多摩市内の認可保育所や認定こども園などに所属する保育士らが集まり、子育てに関する議論を重ねている。テーマは各園が抱える細かな課題から社会問題となっている事柄まで。客観的に保育について学ぶことができる学識書を基にテーマごとの解決策を導き出し、共有したものは各園で生かされている。
「それは本当に子どもたちのためになるの」「素晴らしいアイデア。私たちの園でも採用していきたい」――。9月上旬の多摩市役所内の一室。有志で集まった市内保育施設の主任クラスの保育士らが議論を交わす姿がみられた。2011年から始まった保育士らで構成される多摩市保育協議会の研修会。1班5人程。1つのテーマごとに意見を寄せ合い、グループごとにそれぞれの仮説を発表したうえで、「解決策」を絞り出し、共有していく。ディスカッションを支えるのは保育を客観的にとらえる「ものさし」として世界各地で流通する学識書。保育士それぞれの主観で保育と向き合うことにならないよう会の「教科書」にしているという。

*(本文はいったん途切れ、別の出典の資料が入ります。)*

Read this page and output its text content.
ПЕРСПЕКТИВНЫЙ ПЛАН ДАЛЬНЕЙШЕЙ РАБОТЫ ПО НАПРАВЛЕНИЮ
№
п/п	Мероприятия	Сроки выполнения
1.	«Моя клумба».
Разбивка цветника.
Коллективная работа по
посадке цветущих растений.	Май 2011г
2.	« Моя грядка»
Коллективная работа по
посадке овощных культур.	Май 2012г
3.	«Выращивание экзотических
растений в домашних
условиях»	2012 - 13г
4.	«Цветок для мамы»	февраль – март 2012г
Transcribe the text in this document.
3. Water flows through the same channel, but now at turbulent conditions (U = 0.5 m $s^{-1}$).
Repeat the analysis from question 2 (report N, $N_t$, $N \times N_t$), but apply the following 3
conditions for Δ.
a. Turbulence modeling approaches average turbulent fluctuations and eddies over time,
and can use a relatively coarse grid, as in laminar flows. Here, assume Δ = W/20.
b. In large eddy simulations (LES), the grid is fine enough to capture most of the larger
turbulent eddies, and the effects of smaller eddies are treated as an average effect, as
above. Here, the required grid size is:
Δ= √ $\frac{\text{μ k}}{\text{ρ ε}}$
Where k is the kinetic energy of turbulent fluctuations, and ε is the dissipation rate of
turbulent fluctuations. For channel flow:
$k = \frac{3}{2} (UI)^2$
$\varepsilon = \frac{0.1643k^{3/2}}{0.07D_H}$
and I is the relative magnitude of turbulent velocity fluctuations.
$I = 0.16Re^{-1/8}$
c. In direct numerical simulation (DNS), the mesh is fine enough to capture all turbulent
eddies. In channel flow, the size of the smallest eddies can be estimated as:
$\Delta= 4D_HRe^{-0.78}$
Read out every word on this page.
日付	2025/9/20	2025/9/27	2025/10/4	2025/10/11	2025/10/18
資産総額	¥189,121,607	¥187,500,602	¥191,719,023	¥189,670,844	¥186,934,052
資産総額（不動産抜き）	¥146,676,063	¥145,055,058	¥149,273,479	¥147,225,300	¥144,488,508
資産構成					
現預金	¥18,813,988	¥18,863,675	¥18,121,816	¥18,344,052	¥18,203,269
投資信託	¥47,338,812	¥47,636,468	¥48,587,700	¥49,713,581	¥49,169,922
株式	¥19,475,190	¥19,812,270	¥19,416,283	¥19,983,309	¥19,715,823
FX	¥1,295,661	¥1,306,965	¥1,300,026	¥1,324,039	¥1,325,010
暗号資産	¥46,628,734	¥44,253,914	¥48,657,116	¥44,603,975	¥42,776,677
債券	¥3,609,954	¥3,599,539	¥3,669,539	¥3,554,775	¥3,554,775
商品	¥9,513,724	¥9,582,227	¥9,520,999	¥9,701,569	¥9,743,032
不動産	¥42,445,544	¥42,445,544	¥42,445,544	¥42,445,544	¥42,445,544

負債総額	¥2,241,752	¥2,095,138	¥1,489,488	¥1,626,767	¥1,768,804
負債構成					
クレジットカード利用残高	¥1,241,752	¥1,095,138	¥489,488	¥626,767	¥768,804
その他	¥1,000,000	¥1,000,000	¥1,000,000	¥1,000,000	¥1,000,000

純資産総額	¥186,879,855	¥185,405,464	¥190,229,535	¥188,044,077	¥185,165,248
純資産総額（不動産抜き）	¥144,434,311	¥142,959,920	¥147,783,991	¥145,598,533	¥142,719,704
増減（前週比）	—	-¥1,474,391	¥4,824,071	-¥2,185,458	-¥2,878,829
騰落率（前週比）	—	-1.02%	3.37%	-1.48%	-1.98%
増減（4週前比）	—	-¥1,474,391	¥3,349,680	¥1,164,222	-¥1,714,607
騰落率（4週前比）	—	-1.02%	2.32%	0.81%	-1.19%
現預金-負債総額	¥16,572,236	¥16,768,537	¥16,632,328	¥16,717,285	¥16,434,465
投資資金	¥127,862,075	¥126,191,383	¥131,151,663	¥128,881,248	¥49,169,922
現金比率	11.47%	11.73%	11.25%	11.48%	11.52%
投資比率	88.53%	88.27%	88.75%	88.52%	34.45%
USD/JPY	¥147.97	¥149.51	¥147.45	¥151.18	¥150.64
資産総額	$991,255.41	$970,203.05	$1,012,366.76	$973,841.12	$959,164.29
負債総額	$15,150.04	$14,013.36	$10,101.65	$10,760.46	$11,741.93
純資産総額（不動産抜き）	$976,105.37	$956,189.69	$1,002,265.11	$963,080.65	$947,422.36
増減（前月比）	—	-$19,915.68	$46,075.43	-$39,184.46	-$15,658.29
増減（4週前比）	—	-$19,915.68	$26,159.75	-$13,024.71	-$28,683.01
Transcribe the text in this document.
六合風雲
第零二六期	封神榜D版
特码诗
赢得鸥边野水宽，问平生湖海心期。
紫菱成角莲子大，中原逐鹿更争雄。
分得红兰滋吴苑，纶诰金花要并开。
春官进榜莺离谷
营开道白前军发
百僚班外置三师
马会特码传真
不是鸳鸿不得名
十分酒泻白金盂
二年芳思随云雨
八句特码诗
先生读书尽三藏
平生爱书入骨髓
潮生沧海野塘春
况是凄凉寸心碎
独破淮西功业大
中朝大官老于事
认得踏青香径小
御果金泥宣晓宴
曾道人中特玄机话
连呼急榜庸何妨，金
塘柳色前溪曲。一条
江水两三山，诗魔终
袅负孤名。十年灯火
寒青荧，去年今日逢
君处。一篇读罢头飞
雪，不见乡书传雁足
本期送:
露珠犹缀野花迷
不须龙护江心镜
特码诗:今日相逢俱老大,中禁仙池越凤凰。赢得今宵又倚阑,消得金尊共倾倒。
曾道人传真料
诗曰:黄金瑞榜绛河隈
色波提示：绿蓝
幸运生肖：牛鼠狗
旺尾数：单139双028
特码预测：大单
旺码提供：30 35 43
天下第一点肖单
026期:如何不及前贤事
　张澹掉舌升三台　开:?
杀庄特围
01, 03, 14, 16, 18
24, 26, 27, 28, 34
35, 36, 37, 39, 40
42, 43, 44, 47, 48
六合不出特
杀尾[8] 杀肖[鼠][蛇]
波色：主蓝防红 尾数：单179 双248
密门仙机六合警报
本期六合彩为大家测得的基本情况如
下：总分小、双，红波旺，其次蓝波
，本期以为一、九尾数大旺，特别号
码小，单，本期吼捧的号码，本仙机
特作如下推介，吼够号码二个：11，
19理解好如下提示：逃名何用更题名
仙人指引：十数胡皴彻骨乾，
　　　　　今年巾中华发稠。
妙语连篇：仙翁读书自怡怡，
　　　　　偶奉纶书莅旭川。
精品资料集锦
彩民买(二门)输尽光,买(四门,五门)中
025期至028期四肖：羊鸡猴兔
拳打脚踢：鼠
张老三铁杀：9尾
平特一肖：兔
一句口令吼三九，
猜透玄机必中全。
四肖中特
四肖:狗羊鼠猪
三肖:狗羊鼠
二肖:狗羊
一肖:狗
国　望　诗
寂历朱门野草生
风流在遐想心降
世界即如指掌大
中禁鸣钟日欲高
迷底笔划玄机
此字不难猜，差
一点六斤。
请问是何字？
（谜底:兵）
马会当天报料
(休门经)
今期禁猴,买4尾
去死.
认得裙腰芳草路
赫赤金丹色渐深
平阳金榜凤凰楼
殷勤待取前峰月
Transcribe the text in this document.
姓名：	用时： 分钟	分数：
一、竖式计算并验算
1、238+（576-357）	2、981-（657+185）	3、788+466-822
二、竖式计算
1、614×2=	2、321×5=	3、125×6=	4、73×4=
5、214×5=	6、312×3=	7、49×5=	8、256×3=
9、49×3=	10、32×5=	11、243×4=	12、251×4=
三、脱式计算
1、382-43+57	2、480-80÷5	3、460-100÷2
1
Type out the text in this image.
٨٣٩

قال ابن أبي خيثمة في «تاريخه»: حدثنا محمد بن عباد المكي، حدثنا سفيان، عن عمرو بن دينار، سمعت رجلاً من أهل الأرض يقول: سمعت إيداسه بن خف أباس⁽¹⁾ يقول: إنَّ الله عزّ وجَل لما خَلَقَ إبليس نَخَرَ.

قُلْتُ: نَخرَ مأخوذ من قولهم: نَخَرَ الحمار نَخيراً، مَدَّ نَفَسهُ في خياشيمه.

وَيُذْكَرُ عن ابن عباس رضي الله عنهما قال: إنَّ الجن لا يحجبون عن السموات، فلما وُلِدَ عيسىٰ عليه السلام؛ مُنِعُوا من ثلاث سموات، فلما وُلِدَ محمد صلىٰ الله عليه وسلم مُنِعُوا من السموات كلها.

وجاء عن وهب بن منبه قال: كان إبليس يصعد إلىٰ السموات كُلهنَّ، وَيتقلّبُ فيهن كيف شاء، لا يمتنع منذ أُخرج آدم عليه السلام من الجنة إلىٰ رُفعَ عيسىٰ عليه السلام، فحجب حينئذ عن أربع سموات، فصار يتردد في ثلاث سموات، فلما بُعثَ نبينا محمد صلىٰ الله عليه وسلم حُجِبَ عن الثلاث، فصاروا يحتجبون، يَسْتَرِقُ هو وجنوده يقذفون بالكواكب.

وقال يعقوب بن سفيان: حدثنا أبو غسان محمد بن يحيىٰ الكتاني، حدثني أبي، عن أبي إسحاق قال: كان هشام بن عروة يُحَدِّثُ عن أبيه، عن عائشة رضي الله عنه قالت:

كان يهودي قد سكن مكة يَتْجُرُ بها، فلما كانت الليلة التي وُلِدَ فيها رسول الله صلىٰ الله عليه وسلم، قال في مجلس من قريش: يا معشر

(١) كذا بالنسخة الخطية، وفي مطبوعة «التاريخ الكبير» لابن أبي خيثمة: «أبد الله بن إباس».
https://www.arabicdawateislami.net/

「複雑に多様化していく保育に対して、皆で解決策を練ろうと立ちあげた会。公立、私立関係なく集まり、定期的に研修会を重ねてきました」と協議会のまとめ役となっている市内で保育園を運営する元井由隆さん。同会では保育に関する議論のほか、所属するメンバーが保健・看護や栄養士など、それぞれの専門とする部門に分かれての勉強会なども開催しているといい、同会に協力する多摩市の子ども青少年部の植田威史課長は「多摩の保育の質を上げてくれていると思う。ありがたい限り。引き続き、多摩の子育て環境向上に力を傾けてくれれば」と期待を寄せる。
「スムーズに」
実際、成果はあがっているようだ。研修会に参加している保育士の一人は「1つの事柄に対して、保育士同士が意見をぶつけ合うことで、互いの理解を深め合うことにつながっている」と話し、別の参加者からは「学んだ基準を勤務する園に持ち込んだところ、保育の流れがスムーズになった」などの声があがる。
同会の研修会で講師を務めるなど、協力する東京大学大学院で教育学に関する研究を行っている遠藤利彦教授は「子どもの心身発達の鍵を握るのは身近にいる大人の関わり方。多摩市保育協議会はその大切さを認識したうえで取り組みを進めている。活動が周辺自治体にも広がっていけば、多摩地域の保育環境はより充実するのではないかと思う」と話している。